波瑠×安田顕、初共演作『ホテルローヤル』を語り合う 「まず『心』が裸になる」
映画『ホテルローヤル』が全国公開中だ。本作は、2013年に第149回直木賞を受賞した、累計発行部数100万部を超える桜木紫乃の同名小説を、『百円の恋』『全裸監督』の武正晴監督が映画化したもの。北海道の湿原に立つラブホテル“ホテルローヤル”に訪れる、秘密や孤独を抱えた男女の人間模様を、波瑠演じるホテルローヤルの一人娘・田中雅代を軸に描く。
今回、リアルサウンド映画部では主演を務めた波瑠、波瑠演じる雅代の父親・大吉を演じた安田顕にインタビュー。初共演となる二人のお互いの印象から、ラブホテルという特殊な舞台、本作に込められたメッセージまで語ってもらった。
安田顕「くよくよしたっていいじゃない」
――本作はラブホテルというクローズドな空間が舞台になっています。
安田顕(以下、安田):ある1組のカップルが裸になるというのは、当然その2人しか知らない秘め事ですよね。作品を観ながら感じたのは、裸になるという行為そのものよりも、そのことによってまず「心」が裸になるんだということが、どのエピソードからも見えて。それがすごく感動しました。
波瑠:誰にも共有しない2人だけの世界を映画で描くのは、面白いですよね。私はオーナー/従業員という役ですが、ラブホテルにやってくるお客さんと関わっているようで、関わっていない……そんな距離感も不思議だなと。あとは雅代が、ラブホテルで働いているのに色気がなかったらおもしろいなと思いながら演じていました。
――本作は波瑠さん演じる雅代とその父・大吉が経営するラブホテルでの様々な人間模様が描かれています。特に好きなエピソードやお気に入りのシーンはありますか?
波瑠:私はボイラー室のシーンが好きです。原扶貴子さん演じる従業員の和歌子さんという、雅代が両親よりも仲良く接することができる人とお茶を飲む和やかなシーンです。ボイラー室の日常感はお気に入りです。
安田:僕は、雅代が一生懸命掃除しているホテルの部屋の天井を見たら、その天井に蜘蛛の巣がかかっていた、というシーンが好きですね。なんでかと聞かれると難しいんですが、すごく示唆的だなと。
――波瑠さん演じる雅代はヒロイン的役割ではありますが、同時に周囲の人間模様を観察しているという少し複雑な役柄です。どのように役作りを?
波瑠:確かに映画の主人公にしては静かで、ちょっといろんなことを傍から見ているような役なんです。
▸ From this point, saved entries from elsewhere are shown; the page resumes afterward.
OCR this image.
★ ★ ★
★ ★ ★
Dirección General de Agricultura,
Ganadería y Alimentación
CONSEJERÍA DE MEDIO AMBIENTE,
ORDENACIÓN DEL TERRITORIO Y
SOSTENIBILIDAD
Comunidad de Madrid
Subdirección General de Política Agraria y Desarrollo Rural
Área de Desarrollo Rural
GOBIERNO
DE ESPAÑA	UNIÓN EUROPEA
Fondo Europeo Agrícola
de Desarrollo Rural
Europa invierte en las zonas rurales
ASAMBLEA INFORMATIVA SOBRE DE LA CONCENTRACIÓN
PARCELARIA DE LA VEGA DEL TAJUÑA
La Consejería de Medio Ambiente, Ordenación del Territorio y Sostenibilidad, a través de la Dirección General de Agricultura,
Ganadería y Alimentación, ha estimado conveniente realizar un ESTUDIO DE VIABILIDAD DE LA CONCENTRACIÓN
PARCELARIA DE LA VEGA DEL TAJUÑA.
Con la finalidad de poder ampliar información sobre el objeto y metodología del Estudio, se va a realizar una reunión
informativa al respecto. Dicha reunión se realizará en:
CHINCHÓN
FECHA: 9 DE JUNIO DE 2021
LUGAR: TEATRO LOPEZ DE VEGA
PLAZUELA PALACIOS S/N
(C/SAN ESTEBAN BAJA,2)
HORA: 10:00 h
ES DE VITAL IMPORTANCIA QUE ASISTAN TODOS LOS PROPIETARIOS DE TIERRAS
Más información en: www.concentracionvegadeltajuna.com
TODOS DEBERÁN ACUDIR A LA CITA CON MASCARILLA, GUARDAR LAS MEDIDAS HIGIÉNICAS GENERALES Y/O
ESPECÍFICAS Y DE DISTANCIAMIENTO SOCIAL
でも、雅代自身もその事実は自覚していて、そんな自分への不満も抱えている。そのこと自体が雅代の心の奥にある強さを示しているとも思うんです。だから、何も考えずにただ立っているように見えないように、無言の雅代の思いを考える作業は多かったです。うまくいっていると嬉しいんですが……。
安田:僕に言わせれば、波瑠さんが今おっしゃったような心配は一切いらないと思います。出来上がった作品を観たときに、雅代の内面の機微がしっかりと伝わる佇まいでした。素敵な役者さんだなと思いながら、現場でご一緒させていただきました。作品を観て、こうしていろんな場でいろんな方のお話を伺いながら感じるのは、「くよくよしたっていいじゃない」ということ。やっぱり、心が強くて前向きな人もいれば、そうじゃない人もいるけれど、どちらも心の中ではいろいろなことを考えているものです。それが表に見えるか見えないかの違いであって。くよくよしている自分をそんなに否定しないでほしいというのが、僕からの本作を通したメッセージです。